De lokale krant schrijft vanochtend over een intrigerende innovatie op een internationale school in Nanjing: leerlingen die zakken voor een examen kunnen punten bijlenen bij een nieuw opgerichte cijferbank. De lening moet wel worden terugbetaald (met rente!) door op een volgend proefwerk méér dan een zes te halen. Het systeem is bedacht in samenwerking met ouders, die werken in de bankensector.
Zoals altijd ontbreken de cruciale details. Worden leningen van tevoren beoordeeld door een kredietafdeling? Moet de terugbetaling gebeuren met punten uit hetzelfde vak? Wat is de rente? En als je eerst een hoog cijfer haalt en dan pas een onvoldoende, staat je hoge cijfer dan ook op de bank?
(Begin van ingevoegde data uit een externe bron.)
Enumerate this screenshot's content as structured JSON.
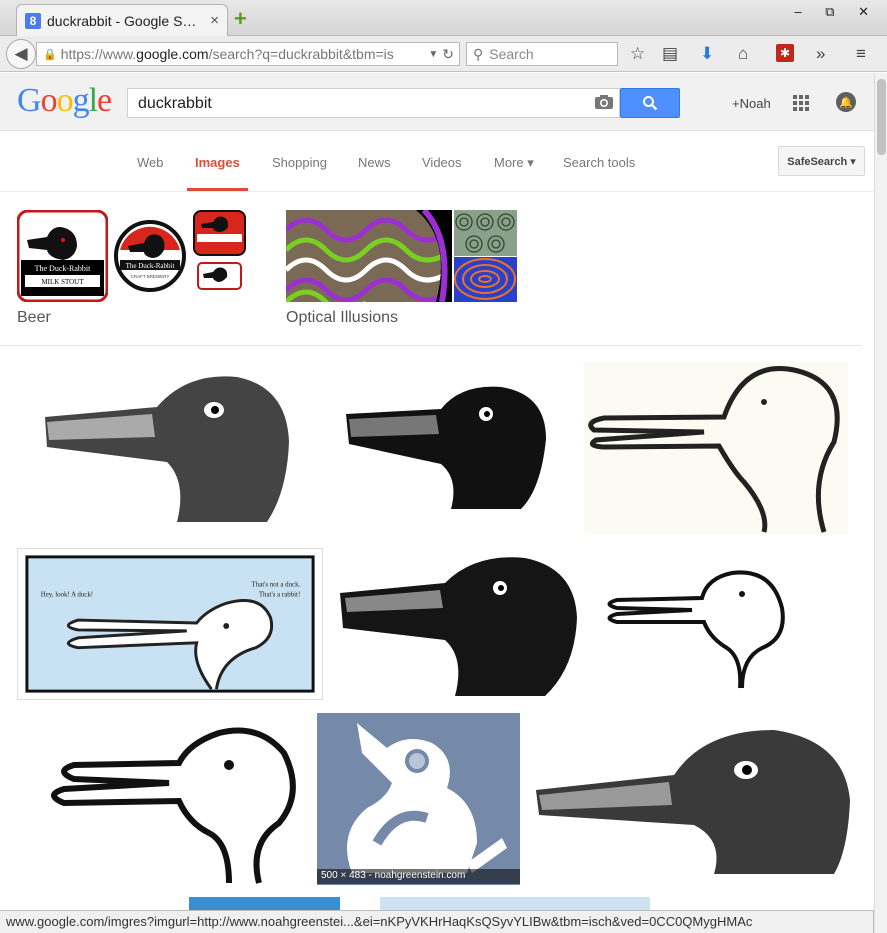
{
  "browser": {
    "tab_title": "duckrabbit - Google S…",
    "tab_favicon": "8",
    "tab_close": "×",
    "new_tab": "+",
    "url_prefix": "https://www.",
    "url_domain": "google.com",
    "url_rest": "/search?q=duckrabbit&tbm=is",
    "search_placeholder": "Search",
    "window_controls": "‒ ⧉ ✕",
    "status_url": "www.google.com/imgres?imgurl=http://www.noahgreenstei...&ei=nKPyVKHrHaqKsQSyvYLIBw&tbm=isch&ved=0CC0QMygHMAc"
  },
  "google": {
    "logo": [
      "G",
      "o",
      "o",
      "g",
      "l",
      "e"
    ],
    "logo_colors": [
      "#4285f4",
      "#ea4335",
      "#fbbc05",
      "#4285f4",
      "#34a853",
      "#ea4335"
    ],
    "query": "duckrabbit",
    "user": "+Noah",
    "accent": "#dd4b39",
    "button_blue": "#4d90fe"
  },
  "tabs": [
    {
      "label": "Web"
    },
    {
      "label": "Images",
      "active": true
    },
    {
      "label": "Shopping"
    },
    {
      "label": "News"
    },
    {
      "label": "Videos"
    },
    {
      "label": "More ▾"
    },
    {
      "label": "Search tools"
    }
  ],
  "safesearch": "SafeSearch ▾",
  "collections": [
    {
      "label": "Beer"
    },
    {
      "label": "Optical Illusions"
    }
  ],
  "beer_labels": {
    "brand": "The Duck-Rabbit",
    "style": "MILK STOUT",
    "craft": "CRAFT BREWERY"
  },
  "results": {
    "speech_left": "Hey, look! A duck!",
    "speech_right_1": "That's not a duck.",
    "speech_right_2": "That's a rabbit!",
    "hover_info": "500 × 483 - noahgreenstein.com"
  }
}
Maar het idee is stimulerend, omdat opeens een collectie aparte, schaarse, goederen fungibel wordt, dat wil zeggen, verhandelbaar. Onmiddellijk herinner ik mij weer de klasgenoot die alle vakken gemakkelijk kon halen, maar bleef zitten op zijn vier voor Frans. Daar had de cijferbank goed werk kunnen verrichten, helemaal als het Nibud hem in de eerste klas gewaarschuwd had om altijd minstens een 6½ te halen.
Voor zover mijn (stokoude) kennis nog relevant is, kon je in Nederland altijd al compenseren binnen hetzelfde vak – met de gevleugelde uitdrukking “ik mag voor wiskunde een 3½ halen” tot gevolg. Binnen dat systeem is de student slachtoffer van de min of meer willekeurige afbakeningen tussen vakken, waardoor een onvoldoende bij wiskunde A wel gecompenseerd wordt door een hoog cijfer voor datzelfde vak, maar niet door een 10 bij wiskunde B. Dat is pure financiële repressie. Het idee van een cijferbank schetst een wereld waarbij de verhandelbaarheid van cijfers flink toeneemt, met een verhoogde welvaart tot gevolg.
Tenminste. De vraag is natuurlijk of kennis net zo fungibel is als cijfers bij de cijferbank. Wie wil er naar een dokter die zijn vier voor het examen infectieziekten heeft gecompenseerd met een acht voor sportblessures?
Ik neem aan dat tegoeden bij de cijferbank niet overdraagbaar zijn tussen leerlingen. Niet dat ik nou denk dat die ambitieuze Chinese studenten elkaar een beter rapport cadeau gaan doen, maar hoe zou het zijn om je eigen zoon of dochter te laten genieten van het tegoed dat je nog bij de cijferbank hebt staan? Een kleine cijfer-erfenis voor junior.
Niet eerlijk natuurlijk. Maar nu vraag ik mij af waarom we gewone erfenissen dan wel acceptabel vinden.